NASA center using historic wind tunnel for new Mars research

NASA center using historic wind tunnel for new Mars research

Sometimes there’s no tool like a trusted old tool when you’re doing something important. NASA is proving that again at its Marshall Space Flight Center in Huntsville.

Marshall recently used a small wind tunnel to test the design of the first rocket that will launch from Mars. That’s correct, from Mars into space. The rocket is part of NASA’s intricate plan to get samples from the Red Planet back to Earth in the early 2030s. Those samples could prove the existence of life elsewhere in the Solar System in the ancient past, life that could have led to life on Earth.

NASA’s Perseverance rover is collecting those surface samples now in an ancient Martian delta. The Mars Sample Return program is Part 2 of a plan that involves sending a rocket with a lander that will stay on the Martian surface for almost a year collecting the rover’s samples.

Part 3 gets even more interesting. An arm on the lander will load the samples on the surface into a small rocket that will launch them into Mars orbit. There, they will be picked up by an orbiting return vehicle and brought back to Earth.
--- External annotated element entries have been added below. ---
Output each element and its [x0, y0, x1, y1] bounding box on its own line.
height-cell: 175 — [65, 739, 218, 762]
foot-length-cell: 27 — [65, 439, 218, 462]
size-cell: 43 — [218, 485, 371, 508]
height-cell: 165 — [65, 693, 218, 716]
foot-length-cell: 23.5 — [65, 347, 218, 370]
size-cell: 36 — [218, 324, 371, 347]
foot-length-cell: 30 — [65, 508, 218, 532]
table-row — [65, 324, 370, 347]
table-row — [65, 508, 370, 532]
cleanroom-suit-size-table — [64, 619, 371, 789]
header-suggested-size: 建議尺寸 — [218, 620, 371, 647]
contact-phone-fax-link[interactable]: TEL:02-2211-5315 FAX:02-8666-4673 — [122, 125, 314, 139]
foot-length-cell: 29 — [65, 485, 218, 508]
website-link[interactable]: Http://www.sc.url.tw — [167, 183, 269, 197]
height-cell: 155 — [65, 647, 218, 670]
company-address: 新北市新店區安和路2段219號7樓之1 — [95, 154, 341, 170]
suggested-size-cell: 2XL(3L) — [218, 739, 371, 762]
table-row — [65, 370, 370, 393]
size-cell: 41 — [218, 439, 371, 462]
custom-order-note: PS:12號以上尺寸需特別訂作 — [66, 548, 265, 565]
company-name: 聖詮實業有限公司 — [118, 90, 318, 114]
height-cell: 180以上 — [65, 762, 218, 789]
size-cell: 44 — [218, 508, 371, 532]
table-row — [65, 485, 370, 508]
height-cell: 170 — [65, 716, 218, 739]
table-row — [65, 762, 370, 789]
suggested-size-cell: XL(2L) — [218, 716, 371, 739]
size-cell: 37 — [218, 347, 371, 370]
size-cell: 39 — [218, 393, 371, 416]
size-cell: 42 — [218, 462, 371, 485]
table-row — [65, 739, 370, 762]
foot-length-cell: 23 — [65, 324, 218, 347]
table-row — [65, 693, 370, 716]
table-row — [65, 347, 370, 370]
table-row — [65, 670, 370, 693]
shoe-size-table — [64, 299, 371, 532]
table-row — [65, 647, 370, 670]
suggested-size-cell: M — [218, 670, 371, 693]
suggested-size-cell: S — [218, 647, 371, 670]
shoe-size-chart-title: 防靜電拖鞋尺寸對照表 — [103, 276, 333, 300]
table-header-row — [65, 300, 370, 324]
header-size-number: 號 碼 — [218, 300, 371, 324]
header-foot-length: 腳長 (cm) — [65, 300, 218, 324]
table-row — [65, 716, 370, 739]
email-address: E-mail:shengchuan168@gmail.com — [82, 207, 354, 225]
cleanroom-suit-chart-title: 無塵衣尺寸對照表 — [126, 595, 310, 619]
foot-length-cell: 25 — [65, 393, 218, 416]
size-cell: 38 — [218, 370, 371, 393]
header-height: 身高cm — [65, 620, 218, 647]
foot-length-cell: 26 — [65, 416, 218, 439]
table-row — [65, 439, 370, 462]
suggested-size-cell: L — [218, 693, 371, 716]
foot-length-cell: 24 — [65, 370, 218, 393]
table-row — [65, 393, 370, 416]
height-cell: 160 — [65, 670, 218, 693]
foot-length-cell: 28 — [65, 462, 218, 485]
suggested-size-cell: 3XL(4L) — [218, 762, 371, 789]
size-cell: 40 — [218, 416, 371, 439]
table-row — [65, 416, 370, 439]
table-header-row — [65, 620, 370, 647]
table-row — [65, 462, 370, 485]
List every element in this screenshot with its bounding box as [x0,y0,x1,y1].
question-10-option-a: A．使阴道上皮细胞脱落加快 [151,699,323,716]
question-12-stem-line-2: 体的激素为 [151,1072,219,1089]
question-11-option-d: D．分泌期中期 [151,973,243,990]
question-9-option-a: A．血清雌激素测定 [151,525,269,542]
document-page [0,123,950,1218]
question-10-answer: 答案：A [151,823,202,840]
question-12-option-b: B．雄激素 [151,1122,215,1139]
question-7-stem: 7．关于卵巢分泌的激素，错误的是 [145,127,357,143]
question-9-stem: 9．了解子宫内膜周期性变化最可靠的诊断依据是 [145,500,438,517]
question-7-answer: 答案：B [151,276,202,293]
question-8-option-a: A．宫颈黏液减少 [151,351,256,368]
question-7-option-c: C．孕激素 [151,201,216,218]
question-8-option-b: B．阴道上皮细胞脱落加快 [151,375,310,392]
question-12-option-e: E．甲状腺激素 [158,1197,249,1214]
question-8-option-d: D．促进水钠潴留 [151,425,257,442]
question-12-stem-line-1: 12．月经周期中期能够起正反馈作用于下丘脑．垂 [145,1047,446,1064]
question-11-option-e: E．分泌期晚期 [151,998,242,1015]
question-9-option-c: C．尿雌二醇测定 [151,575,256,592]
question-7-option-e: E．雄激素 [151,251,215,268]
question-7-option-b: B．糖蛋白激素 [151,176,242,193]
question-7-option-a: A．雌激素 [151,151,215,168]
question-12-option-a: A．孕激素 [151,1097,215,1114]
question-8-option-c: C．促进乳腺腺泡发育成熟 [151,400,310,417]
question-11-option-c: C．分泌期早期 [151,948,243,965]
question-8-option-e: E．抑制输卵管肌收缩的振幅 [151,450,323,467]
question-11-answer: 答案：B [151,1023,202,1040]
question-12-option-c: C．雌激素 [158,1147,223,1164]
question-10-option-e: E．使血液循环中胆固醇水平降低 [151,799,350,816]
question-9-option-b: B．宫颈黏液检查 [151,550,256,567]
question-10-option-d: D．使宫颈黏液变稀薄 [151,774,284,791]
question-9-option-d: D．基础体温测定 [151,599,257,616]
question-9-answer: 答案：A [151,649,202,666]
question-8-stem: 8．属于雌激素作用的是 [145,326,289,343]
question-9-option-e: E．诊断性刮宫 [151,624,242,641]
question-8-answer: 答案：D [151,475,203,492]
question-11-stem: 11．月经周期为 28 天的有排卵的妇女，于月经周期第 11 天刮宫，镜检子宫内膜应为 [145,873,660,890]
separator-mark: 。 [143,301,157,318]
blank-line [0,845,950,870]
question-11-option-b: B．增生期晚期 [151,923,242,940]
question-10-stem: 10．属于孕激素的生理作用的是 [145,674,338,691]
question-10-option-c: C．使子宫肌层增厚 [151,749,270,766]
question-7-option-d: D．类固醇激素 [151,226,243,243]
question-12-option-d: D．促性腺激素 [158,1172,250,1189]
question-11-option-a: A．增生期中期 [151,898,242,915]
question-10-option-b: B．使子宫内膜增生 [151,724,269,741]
It would be the “first vehicle to launch from the surface of another planet,” NASA said.

In July, Marshall fired up its historic small wind tunnel (24 inches long and 14 inches in height and width) and capable of generating winds at supersonic speeds up to Mach 5 (3,800 mph). The tunnel has a “history of testing iconic rockets,” Marshall says, “including Redstone, Jupiter-C and Saturn, as well as Space Shuttle and SLS (Space Launch System) designs.”

Any problems that surface in the current tests will lead to any modifications needed in the rocket that will launch the samples off Mars into orbit for pickup.

Back on Mars, the rover is collecting its samples in “an ancient river delta” that could contain evidence of ancient microbial life. Early research pointing to that area as promising was done by Dr. Caleb Fassett, a researcher at Johns Hopkins University who also operated for years at the Marshall center in Huntsville.